Anyway onto today's post..................

Why do the shops sell more shortbread at Christmas than any other time of the year?

Shortbread originated in Scotland and was expensive to make, so was often given as a gift at Hogmany and weddings. The idea might have first come from French pastry chefs when Scotland and France were often allies. 

According to wiki the first printed recipe, in 1736, was from a Scotswoman named Mrs McLintock.

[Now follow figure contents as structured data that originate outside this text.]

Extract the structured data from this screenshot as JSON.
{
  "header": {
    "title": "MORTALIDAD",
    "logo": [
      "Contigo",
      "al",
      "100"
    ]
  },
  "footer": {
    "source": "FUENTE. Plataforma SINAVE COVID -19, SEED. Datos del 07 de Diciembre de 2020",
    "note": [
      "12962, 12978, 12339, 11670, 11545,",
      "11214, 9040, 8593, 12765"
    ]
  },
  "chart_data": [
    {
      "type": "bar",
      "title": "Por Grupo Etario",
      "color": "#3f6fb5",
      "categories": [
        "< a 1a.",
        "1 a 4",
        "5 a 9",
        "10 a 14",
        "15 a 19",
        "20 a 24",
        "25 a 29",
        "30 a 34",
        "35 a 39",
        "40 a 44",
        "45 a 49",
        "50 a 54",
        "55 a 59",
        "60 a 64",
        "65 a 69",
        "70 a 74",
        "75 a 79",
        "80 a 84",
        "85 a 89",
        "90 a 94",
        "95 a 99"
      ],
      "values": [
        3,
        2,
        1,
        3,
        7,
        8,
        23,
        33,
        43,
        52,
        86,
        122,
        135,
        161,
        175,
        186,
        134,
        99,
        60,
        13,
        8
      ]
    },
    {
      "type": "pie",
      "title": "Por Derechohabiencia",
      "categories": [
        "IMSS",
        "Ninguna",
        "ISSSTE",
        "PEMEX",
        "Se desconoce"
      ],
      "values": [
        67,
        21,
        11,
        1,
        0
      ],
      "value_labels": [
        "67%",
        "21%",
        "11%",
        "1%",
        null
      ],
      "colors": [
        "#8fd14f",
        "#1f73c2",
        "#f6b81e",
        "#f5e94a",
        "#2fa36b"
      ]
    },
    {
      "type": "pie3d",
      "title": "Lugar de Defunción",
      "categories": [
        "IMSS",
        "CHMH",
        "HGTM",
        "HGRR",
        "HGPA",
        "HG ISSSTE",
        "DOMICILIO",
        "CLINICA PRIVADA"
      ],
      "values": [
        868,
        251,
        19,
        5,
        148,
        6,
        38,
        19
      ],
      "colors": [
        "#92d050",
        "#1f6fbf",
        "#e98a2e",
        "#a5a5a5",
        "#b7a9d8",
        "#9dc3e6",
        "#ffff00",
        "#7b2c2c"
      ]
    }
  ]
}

In my book 'Christmas Fare' by Judith Holder and Alison Harding they include a recipe from a 19C cookery book by a Mrs Dalgairn which includes 'caraway comfits' (sugared caraway seeds) and then 50 years later the more well known English cook Eliza Atkins gives a recipe for 'Good Scottish Shortbread' which was remarkably similar to Mrs Dalgairn's ..........

With one pound of flour mix well two ounces of sifted sugar and one of candied orange-rind or citron sliced small; make these into a paste with from eight to nine ounces of good butter, made sufficiently warm to be liquid; press the paste together with the hands and mould it upon tins into large cakes 1 inch thick, pinch the edges, and bake in a moderate oven for twenty minutes, or longer should it not be quite crisp, but do not allow it to become deeply coloured.

 Another recipe included in 'Christmas Fare' is said to come from Ayrshire and is a rich shortbread using cream and eggs and no peel and was always made into a round and cut into 'petticoat tails'. So named because of their shape or maybe a corruption of the French petits galettes  - little cakes.

Walkers Shortbread Petticoat Tail Shortbread, 150 g
photo from internet

For years I had a recipe for Shortbread given to me by Great Aunt Ann, who I think was originally from Scotland. It used a mix of flour and cornflour along with butter and castor/icing sugar - but somewhere in the last 20 years that recipe disappeared from my folder to be replaced by a recipe from the lady who made shortbread biscuits every week for the WI Country Market in Framlingham. Wish I hadn't lost that old recipe as it was made by pressing the mix into a round tin whereas the more recent has to be rolled into a cylinder shape, chilled and then sliced - more fiddly.

This is the WI recipe, very traditional and using only 3 ingredients in 3:2:1 ratio

9oz Plain Flour
6oz Butter
3oz castor sugar
Mix until it forms a ball, gently form the ball into a cylinder shape, wrap in cling film and chill in fridge for ½ hour. Slice into thin rounds, lay on non stick paper on baking sheet then preheated oven 160℃ for 5 minutes, then 1 minute at a time watching closely until just beginning to colour - don't let them brown.
 
 I like shortbread, preferring them to any other biscuits and the bought ones are often made from the basics without any weird added ingredients. I bought some to pop in the cupboard, just in case, not in the specially made Christmas tins, but just in the normal cardboard box packaging.
 
They come with a bit of history.................. Although Paterson's have been taken over by Burtons and probably no longer even made in Scotland.